Munger puts his finger on the reasons for the recent economic collapse in the developed world, and why we remain in such a mess. The key culprit is the accountancy profession which he accuses of having sold out – he said the “profession” has become a “sewer”, implying that accountants:-

  1. have totally lost their integrity
  2. are prepared to do just about anything to earn a fast buck.
  3. are prepared to conspire with corrupt managements to deceive and shaft investors, regulators, governments, taxpayers etc
  4. had no qualms about “throwing out the sound accounting and switching to the phoney accounting”

Munger said:

“I would argue that a majority of the horrors we faced would not have happened if the accounting profession were organized properly.

“In other words, [the accountants] have a position from which, if they behaved intelligently and correctly, they could prevent a huge amount of all that’s wrong with the system. And they fail utterly, time after time, after time.

“And they are way too liberal in providing the kind of accounting the financial promoters want. They have sold out and they do not even realise that they’ve sold out … Compared to what could reasonably be with intelligence and honour, the accounting profession is a sewer.”

He also said that the system whereby the brightest graduates are lured to Wall Street was “evil and corrupt”.
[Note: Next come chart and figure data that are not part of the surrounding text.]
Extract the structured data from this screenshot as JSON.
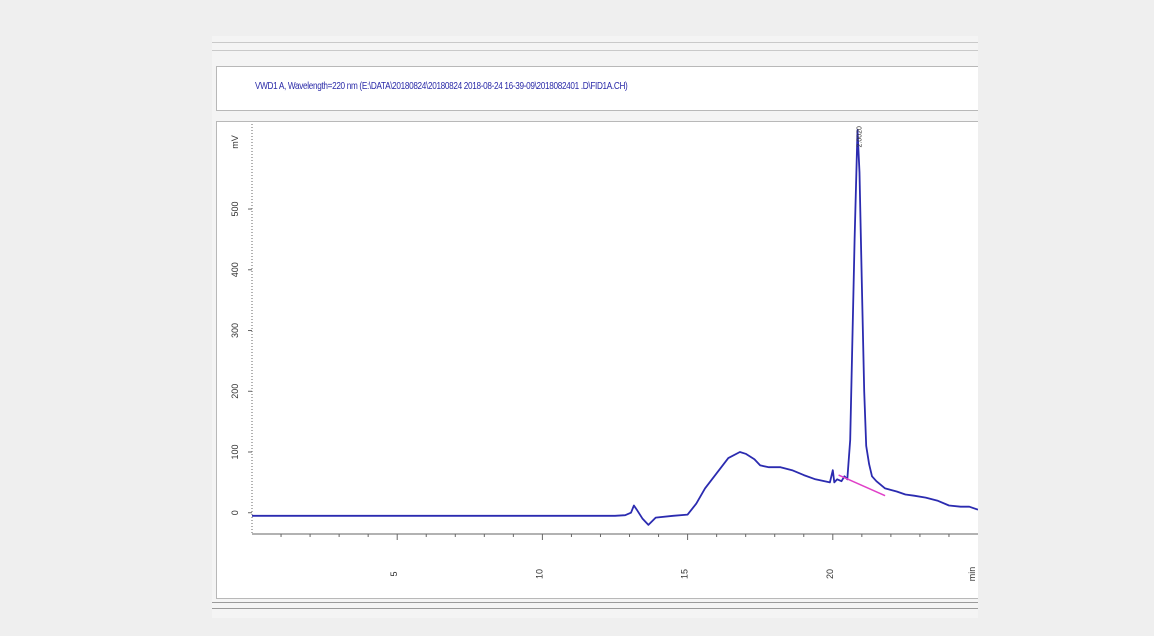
{
  "header": {
    "title": "VWD1 A, Wavelength=220 nm (E:\\DATA\\20180824\\20180824 2018-08-24 16-39-09\\2018082401 .D\\FID1A.CH)"
  },
  "chart_data": {
    "type": "line",
    "title": "",
    "ylabel": "mV",
    "xlabel": "min",
    "xlim": [
      0,
      25
    ],
    "ylim": [
      -35,
      640
    ],
    "xticks": [
      5,
      10,
      15,
      20
    ],
    "xtick_labels": [
      "5",
      "10",
      "15",
      "20"
    ],
    "yticks": [
      0,
      100,
      200,
      300,
      400,
      500
    ],
    "ytick_labels": [
      "0",
      "100",
      "200",
      "300",
      "400",
      "500"
    ],
    "grid": false,
    "colors": {
      "signal": "#2b2bb0",
      "baseline": "#e040c8",
      "axis": "#666666"
    },
    "series": [
      {
        "color": "#2b2bb0",
        "x": [
          0,
          5,
          10,
          12.5,
          12.85,
          13.05,
          13.15,
          13.25,
          13.45,
          13.65,
          13.9,
          14.5,
          15,
          15.3,
          15.6,
          16,
          16.4,
          16.8,
          17.0,
          17.3,
          17.5,
          17.8,
          18.2,
          18.6,
          19.0,
          19.4,
          19.9,
          20.0,
          20.05,
          20.15,
          20.3,
          20.4,
          20.5,
          20.6,
          20.75,
          20.85,
          20.92,
          21.0,
          21.08,
          21.15,
          21.25,
          21.35,
          21.5,
          21.8,
          22.2,
          22.5,
          22.8,
          23.2,
          23.6,
          24.0,
          24.4,
          24.7,
          25.0
        ],
        "y": [
          -5,
          -5,
          -5,
          -5,
          -4,
          0,
          12,
          5,
          -10,
          -20,
          -8,
          -5,
          -3,
          15,
          40,
          65,
          90,
          100,
          97,
          88,
          78,
          75,
          75,
          70,
          62,
          55,
          50,
          70,
          50,
          55,
          52,
          60,
          55,
          120,
          450,
          630,
          560,
          380,
          200,
          110,
          80,
          60,
          52,
          40,
          35,
          30,
          28,
          25,
          20,
          12,
          10,
          10,
          5
        ]
      },
      {
        "color": "#e040c8",
        "x": [
          20.2,
          21.8
        ],
        "y": [
          62,
          28
        ]
      }
    ],
    "annotations": [
      {
        "x": 20.92,
        "y": 630,
        "text": "2.0020"
      }
    ]
  }
}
This interview really blew me away. I agree with nearly 100% of what Munger, 86, said here. For Munger’s views on investment bankers sector and derivatives traders watch this clip (here’s a clue – he says they’re “out to rook their own customers”).

Comments

  1. This is the most important interview on the banking crisis I have seen – not least because it pinpoints the fundamental reason for the crisis by using one word I have not heard in a banking context for as long as I can remember – and that is the word ‘honourable’. Lack of honourable conduct was the single greatest cause of the crisis.